Here’s what I did today: 1. Woke up, had coffee and breakfast. 2. Blogged about Wallace Stevens. 3. Had a mono crash, went back to bed, slept from 10:30 till 1:30. 4. Woke up, began preparing dinner so it would all be ready when we got back from vespers. 5. Had another mono crash about […]

Here’s what I did today:

1. Woke up, had coffee and breakfast.

2. Blogged about Wallace Stevens.

3. Had a mono crash, went back to bed, slept from 10:30 till 1:30.

4. Woke up, began preparing dinner so it would all be ready when we got back from vespers.

5. Had another mono crash about 10 minutes ago. As I type this, I’m trying to fight the headache and the sense of fatigue so I can make it to vespers.

I tell you this simply because this, my third experience with mono (the Epstein-Barr virus), is now in its seventh month, and has in some ways been the worst of them all. I’m much better off than I was the first four months of it, and in previous bouts, but it’s still enough to keep me off my stride. These acute episodes in which I feel that I have to sleep right now because my head hurts and I’m tired and my mind is somewhat foggy are generally not predictable. Usually they only happen once a day, but sometimes they come on me twice in a day. It makes it hard to plan things, and it makes things very hard for my wife, as she never knows for sure when she can count on me to do something with the kids, or not. She knows it’s not my fault, but still, I feel guilty for being so pathetic.

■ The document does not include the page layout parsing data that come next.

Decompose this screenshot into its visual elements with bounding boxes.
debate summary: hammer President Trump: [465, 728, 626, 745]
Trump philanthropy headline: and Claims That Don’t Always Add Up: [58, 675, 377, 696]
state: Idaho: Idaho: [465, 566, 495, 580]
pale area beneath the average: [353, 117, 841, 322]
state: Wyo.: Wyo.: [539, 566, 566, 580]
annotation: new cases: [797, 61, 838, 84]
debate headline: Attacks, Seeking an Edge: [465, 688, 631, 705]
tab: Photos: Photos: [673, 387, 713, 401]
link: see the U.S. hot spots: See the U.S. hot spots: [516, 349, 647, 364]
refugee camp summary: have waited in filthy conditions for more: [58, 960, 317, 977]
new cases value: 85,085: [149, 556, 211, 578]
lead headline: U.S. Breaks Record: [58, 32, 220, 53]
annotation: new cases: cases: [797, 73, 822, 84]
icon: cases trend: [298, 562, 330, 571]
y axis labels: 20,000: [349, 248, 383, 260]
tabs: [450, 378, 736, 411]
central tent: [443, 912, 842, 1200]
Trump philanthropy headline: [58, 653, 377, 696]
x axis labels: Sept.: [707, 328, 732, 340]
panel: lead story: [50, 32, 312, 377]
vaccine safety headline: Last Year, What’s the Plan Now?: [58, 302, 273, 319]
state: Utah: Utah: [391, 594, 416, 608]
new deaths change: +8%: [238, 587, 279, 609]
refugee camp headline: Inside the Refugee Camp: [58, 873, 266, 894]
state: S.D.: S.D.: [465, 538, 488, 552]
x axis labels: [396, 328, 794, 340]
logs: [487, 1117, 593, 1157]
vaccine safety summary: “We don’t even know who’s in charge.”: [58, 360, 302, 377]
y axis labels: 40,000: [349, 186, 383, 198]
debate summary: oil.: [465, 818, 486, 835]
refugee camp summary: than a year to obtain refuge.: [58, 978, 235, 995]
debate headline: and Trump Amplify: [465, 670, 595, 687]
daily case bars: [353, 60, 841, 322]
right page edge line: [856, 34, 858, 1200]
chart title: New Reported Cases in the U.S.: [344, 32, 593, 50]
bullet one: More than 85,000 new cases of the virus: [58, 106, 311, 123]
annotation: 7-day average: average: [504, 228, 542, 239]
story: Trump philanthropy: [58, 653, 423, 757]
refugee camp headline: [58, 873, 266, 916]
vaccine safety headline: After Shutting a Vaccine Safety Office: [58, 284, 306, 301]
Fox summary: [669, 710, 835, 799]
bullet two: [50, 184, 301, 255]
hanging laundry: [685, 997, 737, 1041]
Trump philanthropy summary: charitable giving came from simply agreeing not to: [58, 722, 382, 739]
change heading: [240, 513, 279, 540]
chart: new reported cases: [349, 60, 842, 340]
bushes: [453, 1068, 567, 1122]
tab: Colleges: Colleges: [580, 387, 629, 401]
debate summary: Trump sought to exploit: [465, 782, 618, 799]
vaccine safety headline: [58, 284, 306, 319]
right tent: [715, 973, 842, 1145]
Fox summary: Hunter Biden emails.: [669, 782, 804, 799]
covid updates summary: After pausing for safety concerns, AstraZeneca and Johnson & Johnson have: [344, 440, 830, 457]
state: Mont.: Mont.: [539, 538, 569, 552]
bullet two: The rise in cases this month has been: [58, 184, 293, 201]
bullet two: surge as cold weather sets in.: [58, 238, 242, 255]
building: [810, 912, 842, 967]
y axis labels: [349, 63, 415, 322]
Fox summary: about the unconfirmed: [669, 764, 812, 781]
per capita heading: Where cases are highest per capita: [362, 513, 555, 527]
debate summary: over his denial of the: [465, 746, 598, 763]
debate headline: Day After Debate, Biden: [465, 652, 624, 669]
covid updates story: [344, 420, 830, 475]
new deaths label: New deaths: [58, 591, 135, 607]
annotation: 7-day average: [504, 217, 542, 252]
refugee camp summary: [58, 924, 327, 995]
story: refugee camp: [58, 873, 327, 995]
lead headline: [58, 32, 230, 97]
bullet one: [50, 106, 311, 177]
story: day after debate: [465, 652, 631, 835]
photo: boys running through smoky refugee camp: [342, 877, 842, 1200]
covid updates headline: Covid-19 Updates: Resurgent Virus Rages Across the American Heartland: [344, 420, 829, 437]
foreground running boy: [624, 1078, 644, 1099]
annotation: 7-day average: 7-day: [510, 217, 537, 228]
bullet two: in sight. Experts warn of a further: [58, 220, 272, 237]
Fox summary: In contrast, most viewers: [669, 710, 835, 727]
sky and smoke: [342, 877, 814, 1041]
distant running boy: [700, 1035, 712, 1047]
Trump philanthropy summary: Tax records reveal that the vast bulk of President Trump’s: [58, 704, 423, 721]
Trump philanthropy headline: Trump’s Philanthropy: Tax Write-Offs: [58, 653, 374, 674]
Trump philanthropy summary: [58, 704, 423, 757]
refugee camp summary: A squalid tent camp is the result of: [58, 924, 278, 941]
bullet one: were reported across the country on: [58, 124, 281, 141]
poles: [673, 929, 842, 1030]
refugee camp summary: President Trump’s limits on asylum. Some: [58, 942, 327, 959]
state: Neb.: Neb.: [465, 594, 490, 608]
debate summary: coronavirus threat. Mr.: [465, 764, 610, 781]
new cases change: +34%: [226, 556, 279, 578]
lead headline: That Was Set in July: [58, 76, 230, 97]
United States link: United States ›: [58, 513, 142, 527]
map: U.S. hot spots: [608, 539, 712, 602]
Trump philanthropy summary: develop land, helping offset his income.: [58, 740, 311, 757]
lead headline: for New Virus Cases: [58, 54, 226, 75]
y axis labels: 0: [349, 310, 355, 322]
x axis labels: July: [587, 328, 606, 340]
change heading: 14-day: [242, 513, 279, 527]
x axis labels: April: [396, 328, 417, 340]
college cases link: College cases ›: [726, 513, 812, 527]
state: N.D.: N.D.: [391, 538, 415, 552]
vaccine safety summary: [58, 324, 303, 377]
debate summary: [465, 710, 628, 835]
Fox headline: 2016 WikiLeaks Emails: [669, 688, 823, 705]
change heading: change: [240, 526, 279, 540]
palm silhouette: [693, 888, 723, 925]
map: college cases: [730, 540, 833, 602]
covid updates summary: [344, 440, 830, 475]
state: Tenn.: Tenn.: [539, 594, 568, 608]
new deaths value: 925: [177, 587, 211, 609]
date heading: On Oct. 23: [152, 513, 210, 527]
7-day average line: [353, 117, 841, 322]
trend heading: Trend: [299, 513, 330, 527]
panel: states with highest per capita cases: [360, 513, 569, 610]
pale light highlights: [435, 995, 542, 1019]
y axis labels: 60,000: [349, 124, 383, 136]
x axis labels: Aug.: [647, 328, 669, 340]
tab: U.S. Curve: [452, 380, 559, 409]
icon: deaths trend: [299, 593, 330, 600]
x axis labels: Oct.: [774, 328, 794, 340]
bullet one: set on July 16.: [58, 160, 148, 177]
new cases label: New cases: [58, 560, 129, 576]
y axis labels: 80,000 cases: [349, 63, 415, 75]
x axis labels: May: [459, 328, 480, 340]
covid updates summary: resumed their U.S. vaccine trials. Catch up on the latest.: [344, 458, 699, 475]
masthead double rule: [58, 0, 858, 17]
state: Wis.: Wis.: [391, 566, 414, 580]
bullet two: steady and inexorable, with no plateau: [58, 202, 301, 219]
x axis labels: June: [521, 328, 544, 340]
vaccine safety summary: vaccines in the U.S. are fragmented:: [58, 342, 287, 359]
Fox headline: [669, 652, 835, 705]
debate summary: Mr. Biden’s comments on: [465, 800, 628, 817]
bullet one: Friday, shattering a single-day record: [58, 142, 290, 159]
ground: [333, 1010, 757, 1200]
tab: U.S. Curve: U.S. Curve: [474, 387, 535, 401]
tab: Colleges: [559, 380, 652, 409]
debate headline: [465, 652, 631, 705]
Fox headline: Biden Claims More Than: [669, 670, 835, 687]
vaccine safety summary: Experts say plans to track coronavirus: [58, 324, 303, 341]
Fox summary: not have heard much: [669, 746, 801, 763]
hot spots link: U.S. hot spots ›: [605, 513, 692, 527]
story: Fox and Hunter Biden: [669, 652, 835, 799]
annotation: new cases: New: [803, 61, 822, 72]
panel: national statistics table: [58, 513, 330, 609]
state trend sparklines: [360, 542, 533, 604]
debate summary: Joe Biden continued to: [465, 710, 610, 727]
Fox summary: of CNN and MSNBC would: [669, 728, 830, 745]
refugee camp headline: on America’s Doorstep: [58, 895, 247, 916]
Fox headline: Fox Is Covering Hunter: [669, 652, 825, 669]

Worse, I can’t do much of anything to help my parents with chores around their place. This stuff makes me acutely sensitive to heat. I got the official diagnosis last summer when I nearly collapsed after mowing the grass. Just being out in the heat for too long is about the only predictor I can rely on. You can imagine how useless that makes me in the summer — and summer is very long in south Louisiana. I’ve spent far more time inside this summer than I do in the fall and winter.

The one good thing that has come out of this is that it has taught me to be more empathetic to my dad in his situation. He’s going to be 79 this year, and has been struggling in the last decade with the physical inevitabilities of getting old. He has always been a man of action, far more than I have been — a low bar to clear, granted, given what a cerebrally-oriented sluggard I am, but still, he’s a man who defines himself by what he is able to do. That his aging body will not cooperate with his will has been a very hard thing for him to deal with. I’ve thought in the past that it would be like me gradually losing the ability to write — say, through progressive arthritis — because I have never been a physically active person. But as this drags on, and I’m starting to feel ever more useless, I’m beginning to feel more empathy with his predicament.

And yet, today, in all this heat, he was outside working with a friend and a tractor. He can do more than I can! I am so unbelievably grateful that I have a job that I can do from home; if I had to keep office hours, or do any kind of real physical labor, I’d be sunk.

All of this is to say simply this: if you have your health, please take care of it! Don’t take it for granted. I used to wonder why it was that old people talked about their aches and pains all the time. Now I get it. You don’t realize how much depends on being in good health until you aren’t.